I confess that I have been peddling a lot of doom and gloom about the fiscal problems facing the Federal Government and most of the state governments. I don't think I was wrong to do so, but it's time to look at the brighter side of the ledger.
Daniel Drezner's blog at Foreign Policy is a little ray of sunshine. He presents three pieces of good news about the United States economic situation. First, and perhaps most interesting, concerns energy security. Drezner directs our attention to Richard Wachman's article in the British Guardian.
Growth in shale oil and gas supplies, along with other fuel sources, will make the western hemisphere virtually self-sufficient in energy by 2030, according to a BP summary published as an overview accompanying BP's latest energy outlook.
In a development with enormous geopolitical implications, a large swath of the world taking in North and South America would see its dependence on oil imports from potentially volatile countries in the Middle East and elsewhere disappear, BP said, although Britain and western Europe would still need Gulf supplies.

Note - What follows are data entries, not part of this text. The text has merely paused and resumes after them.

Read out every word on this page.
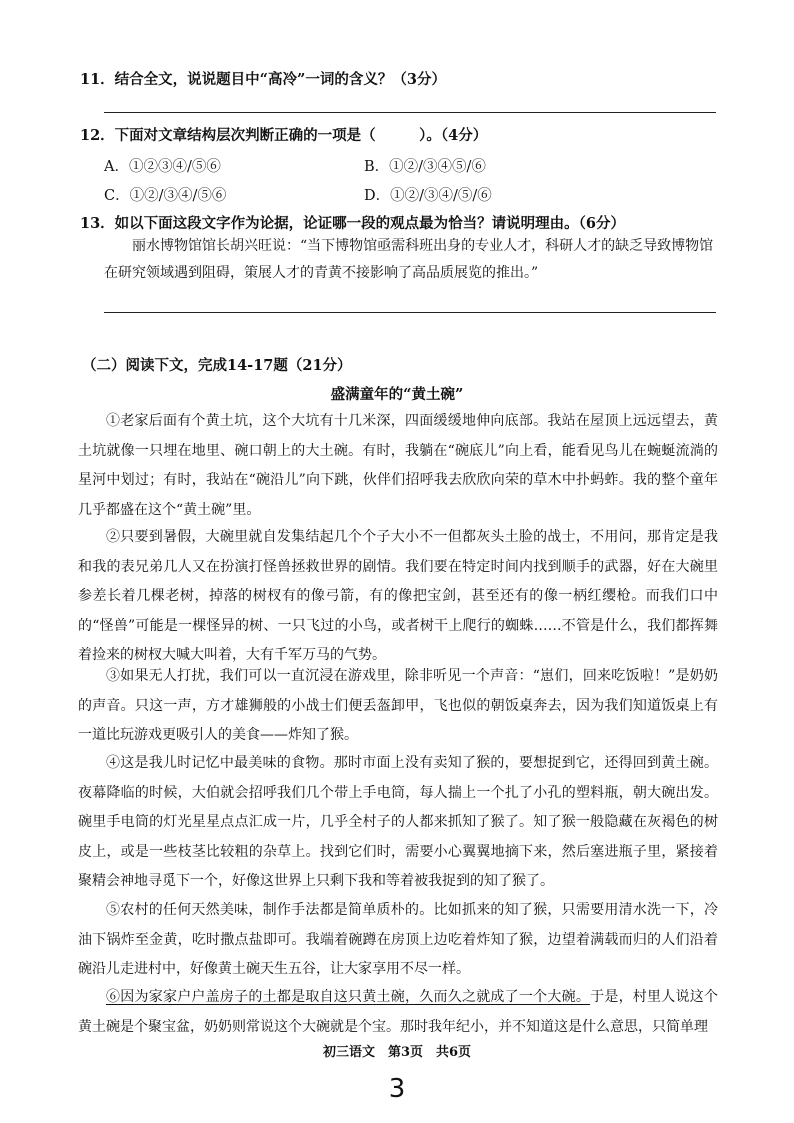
11．结合全文，说说题目中“高冷”一词的含义？（3分）
12．下面对文章结构层次判断正确的一项是（　　　）。（4分）
A．①②③④/⑤⑥	B．①②/③④⑤/⑥
C．①②/③④/⑤⑥	D．①②/③④/⑤/⑥
13．如以下面这段文字作为论据，论证哪一段的观点最为恰当？请说明理由。（6分）
丽水博物馆馆长胡兴旺说：“当下博物馆亟需科班出身的专业人才，科研人才的缺乏导致博物馆在研究领域遇到阻碍，策展人才的青黄不接影响了高品质展览的推出。”
（二）阅读下文，完成14-17题（21分）
盛满童年的“黄土碗”
①老家后面有个黄土坑，这个大坑有十几米深，四面缓缓地伸向底部。我站在屋顶上远远望去，黄土坑就像一只埋在地里、碗口朝上的大土碗。有时，我躺在“碗底儿”向上看，能看见鸟儿在蜿蜒流淌的星河中划过；有时，我站在“碗沿儿”向下跳，伙伴们招呼我去欣欣向荣的草木中扑蚂蚱。我的整个童年几乎都盛在这个“黄土碗”里。
②只要到暑假，大碗里就自发集结起几个个子大小不一但都灰头土脸的战士，不用问，那肯定是我和我的表兄弟几人又在扮演打怪兽拯救世界的剧情。我们要在特定时间内找到顺手的武器，好在大碗里参差长着几棵老树，掉落的树杈有的像弓箭，有的像把宝剑，甚至还有的像一柄红缨枪。而我们口中的“怪兽”可能是一棵怪异的树、一只飞过的小鸟，或者树干上爬行的蜘蛛……不管是什么，我们都挥舞着捡来的树杈大喊大叫着，大有千军万马的气势。
③如果无人打扰，我们可以一直沉浸在游戏里，除非听见一个声音：“崽们，回来吃饭啦！”是奶奶的声音。只这一声，方才雄狮般的小战士们便丢盔卸甲，飞也似的朝饭桌奔去，因为我们知道饭桌上有一道比玩游戏更吸引人的美食——炸知了猴。
④这是我儿时记忆中最美味的食物。那时市面上没有卖知了猴的，要想捉到它，还得回到黄土碗。夜幕降临的时候，大伯就会招呼我们几个带上手电筒，每人揣上一个扎了小孔的塑料瓶，朝大碗出发。碗里手电筒的灯光星星点点汇成一片，几乎全村子的人都来抓知了猴了。知了猴一般隐藏在灰褐色的树皮上，或是一些枝茎比较粗的杂草上。找到它们时，需要小心翼翼地摘下来，然后塞进瓶子里，紧接着聚精会神地寻觅下一个，好像这世界上只剩下我和等着被我捉到的知了猴了。
⑤农村的任何天然美味，制作手法都是简单质朴的。比如抓来的知了猴，只需要用清水洗一下，冷油下锅炸至金黄，吃时撒点盐即可。我端着碗蹲在房顶上边吃着炸知了猴，边望着满载而归的人们沿着碗沿儿走进村中，好像黄土碗天生五谷，让大家享用不尽一样。
⑥因为家家户户盖房子的土都是取自这只黄土碗，久而久之就成了一个大碗。于是，村里人说这个黄土碗是个聚宝盆，奶奶则常说这个大碗就是个宝。那时我年纪小，并不知道这是什么意思，只简单理
初三语文　第3页　共6页
3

Cory Heidelberger celebrates this on his blog because he thinks it serves his great animosity against the Keystone XL pipeline. See! We don't need Keystone! I note that the BP study includes shale oil among the reasons that North America is moving toward energy sufficiency. Cory is still worried that our oil might go to those Godless communists in China. I will point out once again that refining oil here and selling it abroad when we don't need it hear makes the U.S. richer, which is a very good thing. Producing and selling a surplus is how nations, corporations, and individuals prosper. On this subject, Cory is invincibly ignorant.
Second, Drezner points out that American manufacturing is poised for a rebound. Productivity, which is the prime source of wealth, has been steadily improving and unit costs of labor have declined.
As Michael Beckley points out in a new article in International Security, "The United States is not in decline; in fact, it is now wealthier, more innovative, and more militarily powerful compared to China than it was in 1991."
That should cheer Cory up.
Finally, the United States is doing a better job of deleveraging (that is, reducing debt) than most of the other developed economies. Powerline fleshes out some of the implications of a McKinsey Global Institute report that Drezner discusses.
McKinsey Global Institute has produced an interesting report on international debt and deleveraging. It finds that a few of the world's largest economies, including the U.S., have made significant progress in reducing debt since the second quarter of 2008, while others, mostly in the EU, have continued amassing more debt.
What the McKinsey study shows is that U.S. financial institutions, non-financial corporations, and households, have succeeded in substantial reductions in debt. That is very good news as these are the sources of wealth for all private and public enterprises.
Energy security, resurgent manufacturing, and reductions in private debt, make for a pretty picture. This means that the U.S. continues to be, not only the largest, but also the most flexible, responsive, and productive economy on the globe. That means that we will probably be able to solve our most serious problem.
When you add in the enormous fiscal difficulties facing our entitlement system, public institutions are not deleveraging. Federal and state governments are still on the road to fiscal insolvency. Here is a quote from a very long memo produced by Larry Summers for President-elect Barack Obama in December, 2008. From James Pethokoukis's blog at the American Enterprise Institute:
Closing the gap between what the campaign proposed and the estimates of the campaign offsets would require scaling back proposals by about $100 billion annually or adding new offsets totaling the same. Even this, however, would leave an average deficit over the next decade that would be worse than any post-World War II decade. This would be entirely unsustainable and could cause serious economic problems in the both the short run and the long run.
Four years ago Obama was warned by the soon to be head of his National Economic Council that the national debt was growing out of control. He has made not a single serious attempt to address the problem. The same can be said of the Democrats in Congress. Tomorrow marks the 1,000th day since the U.S. Senate has produced a budget.
The United States of America continues to be the most successful regime in recorded history. Our people and our institutions continue to show that the Founder's work was sound. We can only wait for Congress and the White House, perhaps under new management, to bring up the rear.